Schloss und Türgriff anpassen
Wenn Sie das alte Schließblech weiterverwenden, muss die Schlossfalle der neuen Tür genau in die Aussparung passen. Gegebenenfalls müssen Sie mit dem Stechbeitel etwas nacharbeiten, bis das Schloss sauber einrastet. Beim Einbau eines neuen Türgriffs bohren Sie die Löcher in der üblichen Höhe – meist etwa 1 Meter über dem Boden.
Testen Sie anschließend mehrmals, ob die Tür leichtgängig schließt und nicht von selbst aufspringt. Eine korrekt eingestellte Tür sollte ohne Kraftaufwand schließen und sicher einrasten.
Oberflächenbehandlung und Feinschliff
Wenn die Tür mechanisch einwandfrei funktioniert, können Sie sich der Oberfläche widmen. Eine Grundierung und zwei Anstriche mit Lack sorgen für eine widerstandsfähige Oberfläche, während Öl oder Lasur die natürliche Holzstruktur betonen. Vergessen Sie nicht, auch die Schnittkanten zu behandeln, um das Holz vor Feuchtigkeit zu schützen.

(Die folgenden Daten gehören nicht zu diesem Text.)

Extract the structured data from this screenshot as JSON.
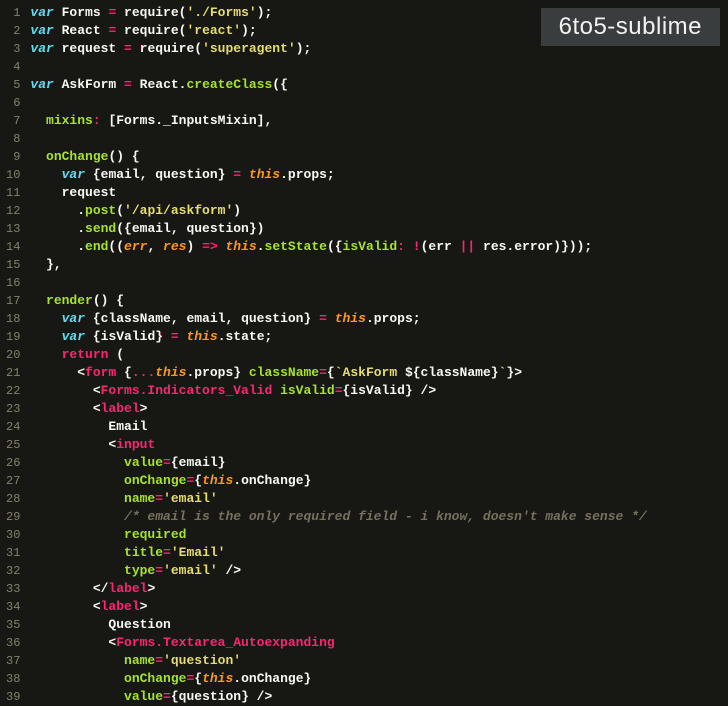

Für eine bessere Schalldämmung und Energieeffizienz können Sie zusätzlich Dichtungsprofile anbringen. Diese verbessern den Komfort und helfen, Heizkosten zu sparen.
Nachhaltig und praktisch
Eine neue Tür in einen bestehenden Rahmen einzupassen, ist nicht nur praktisch, sondern auch nachhaltig. Sie nutzen vorhandene Materialien weiter, vermeiden Abfall und sparen Ressourcen. Mit etwas Geduld und Präzision erzielen Sie ein Ergebnis, das professionell aussieht und viele Jahre hält.